Review SummaryThe fix is correct and well-structured: iterating the full activity vector per correlation_id (instead of only Three inline comments posted:
🤖 Generated with Claude Code |
ae1ce97 to
3a024cf
Compare
Re-review SummaryAll 3 previous review findings have been addressed in this revision:
No new issues found. The fix is clean and well-scoped — LGTM. 🤖 Generated with Claude Code |
|
@cj401-amd if changes look okay to you let me know. I'll open PR upstream for this. |
f5e0bcb to
ac960b5
Compare
…aph kernel loss The second half of ApiActivityInfoExchange in xla/backends/profiler/gpu/rocm_collector.cc keyed activities by correlation_id and read only activity_iter.second.front(). This is problem with when hipGraphLaunch is involved because single graph launch can have multiple kernels all with same correlation ID. and all that gets recorded only once in xplane because it only reads front() Without this change whenever command buffer is ON xla profiler drops events and events in final trace will be missing. - Iterate the entire activity vector instead of only .front(). - Hoist the API-event lookup out of the inner loop (invariant across the vector since all activities share the correlation_id). Added RocmCollectorTest.MultipleActivitiesPerCorrelationIdAllExported in rocm_collector_test.cc. Inserts one api_event + three activity events all sharing one correlation_id (the hipGraphLaunch shape), runs Flush() + Export(), and asserts all three kernel records appear in the xplane device plane.
ac960b5 to
22d1781
Compare
Summary
Kamil from our team noticed missing kernels in the trace while running maxtext.
In
xla/backends/profiler/gpu/rocm_collector.cc, the second half ofApiActivityInfoExchangeread onlyactivity_iter.second.front()from the vector keyed by correlation_id.This is a problem when command buffer is ON and kernel launch can also happen via
hipGraphLauncha single graph launch produces multiple kernel-dispatch records all sharing one correlation_id, so the current XLA code drops all but the first.Symptom (what users see)

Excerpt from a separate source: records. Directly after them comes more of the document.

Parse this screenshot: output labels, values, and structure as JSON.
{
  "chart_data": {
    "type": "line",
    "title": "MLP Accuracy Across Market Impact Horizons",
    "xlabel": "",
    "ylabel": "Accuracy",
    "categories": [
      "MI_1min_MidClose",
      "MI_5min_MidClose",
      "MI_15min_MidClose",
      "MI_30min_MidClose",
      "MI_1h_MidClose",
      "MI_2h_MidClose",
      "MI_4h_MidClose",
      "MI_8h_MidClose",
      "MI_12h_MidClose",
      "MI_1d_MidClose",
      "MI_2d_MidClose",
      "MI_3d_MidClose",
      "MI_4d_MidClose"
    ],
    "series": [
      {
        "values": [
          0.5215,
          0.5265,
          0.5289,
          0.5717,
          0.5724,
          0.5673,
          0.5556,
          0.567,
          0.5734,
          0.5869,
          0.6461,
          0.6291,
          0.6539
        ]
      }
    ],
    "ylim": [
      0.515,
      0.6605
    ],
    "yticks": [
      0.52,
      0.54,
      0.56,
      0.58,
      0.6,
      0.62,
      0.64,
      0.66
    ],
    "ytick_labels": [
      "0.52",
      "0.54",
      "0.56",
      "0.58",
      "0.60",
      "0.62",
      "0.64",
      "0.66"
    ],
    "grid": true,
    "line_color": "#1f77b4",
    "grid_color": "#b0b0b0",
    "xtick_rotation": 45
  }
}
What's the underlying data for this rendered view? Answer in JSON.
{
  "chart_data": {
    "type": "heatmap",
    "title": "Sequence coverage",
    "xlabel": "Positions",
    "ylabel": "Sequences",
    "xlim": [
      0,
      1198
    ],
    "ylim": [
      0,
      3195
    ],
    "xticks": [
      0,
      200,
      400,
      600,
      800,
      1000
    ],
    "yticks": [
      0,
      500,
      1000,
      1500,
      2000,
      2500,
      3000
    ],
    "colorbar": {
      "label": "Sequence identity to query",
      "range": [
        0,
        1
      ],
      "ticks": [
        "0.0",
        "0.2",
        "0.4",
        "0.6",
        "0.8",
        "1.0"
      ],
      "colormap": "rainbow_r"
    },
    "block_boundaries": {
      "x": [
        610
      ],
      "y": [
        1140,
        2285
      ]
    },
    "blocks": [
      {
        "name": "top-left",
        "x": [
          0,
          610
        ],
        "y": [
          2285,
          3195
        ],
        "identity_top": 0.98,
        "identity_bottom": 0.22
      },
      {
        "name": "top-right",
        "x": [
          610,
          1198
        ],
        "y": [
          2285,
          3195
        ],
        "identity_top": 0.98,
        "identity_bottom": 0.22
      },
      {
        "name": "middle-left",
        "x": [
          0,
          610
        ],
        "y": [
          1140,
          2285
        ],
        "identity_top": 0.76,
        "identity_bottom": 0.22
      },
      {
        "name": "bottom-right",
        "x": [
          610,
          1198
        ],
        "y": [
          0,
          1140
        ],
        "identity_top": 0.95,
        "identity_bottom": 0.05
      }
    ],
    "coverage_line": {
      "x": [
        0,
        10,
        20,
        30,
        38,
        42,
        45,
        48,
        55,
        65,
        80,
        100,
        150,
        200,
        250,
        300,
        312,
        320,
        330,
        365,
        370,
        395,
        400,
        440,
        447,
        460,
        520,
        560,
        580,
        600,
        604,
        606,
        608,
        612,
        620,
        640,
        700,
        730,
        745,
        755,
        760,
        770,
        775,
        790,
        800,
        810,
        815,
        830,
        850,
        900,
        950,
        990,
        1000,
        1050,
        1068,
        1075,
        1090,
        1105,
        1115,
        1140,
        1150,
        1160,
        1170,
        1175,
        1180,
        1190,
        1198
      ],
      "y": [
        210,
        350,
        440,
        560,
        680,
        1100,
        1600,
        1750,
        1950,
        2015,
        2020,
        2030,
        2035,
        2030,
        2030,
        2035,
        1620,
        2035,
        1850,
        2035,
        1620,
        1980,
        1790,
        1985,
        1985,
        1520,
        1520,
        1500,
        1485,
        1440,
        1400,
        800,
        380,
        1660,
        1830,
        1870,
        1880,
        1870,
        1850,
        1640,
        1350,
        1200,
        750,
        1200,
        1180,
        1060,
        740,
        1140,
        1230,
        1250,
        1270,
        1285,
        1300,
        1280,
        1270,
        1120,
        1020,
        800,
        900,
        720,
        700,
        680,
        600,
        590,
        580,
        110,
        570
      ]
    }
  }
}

device:GPU:Nplanes report far fewer kernels than rocprofiler-sdk actually delivered. At MaxText llama2_7b scale: 1.27M instead of 3.78M (66% undercount)..front()element depends on async HSA queue completion ordering.Cause
std::vector<RocmTracerEvent>::front()reads the first element; the remaining 1..N-1 elements are silently discarded by the loop body.Test plan
Benchmark
with this XLA patch applied. MaxText llama2_7b,
steps=100,profiler=xplane,XLA_FLAGS=--xla_gpu_rocm_max_trace_events=1000000000:Regression test
Added
RocmCollectorTest.MultipleActivitiesPerCorrelationIdAllExportedinrocm_collector_test.cc. Inserts one api_event + three activity events all sharing one correlation_id (the hipGraphLaunch shape), runsFlush()+Export(), and asserts all three kernel records appear in the xplane device plane.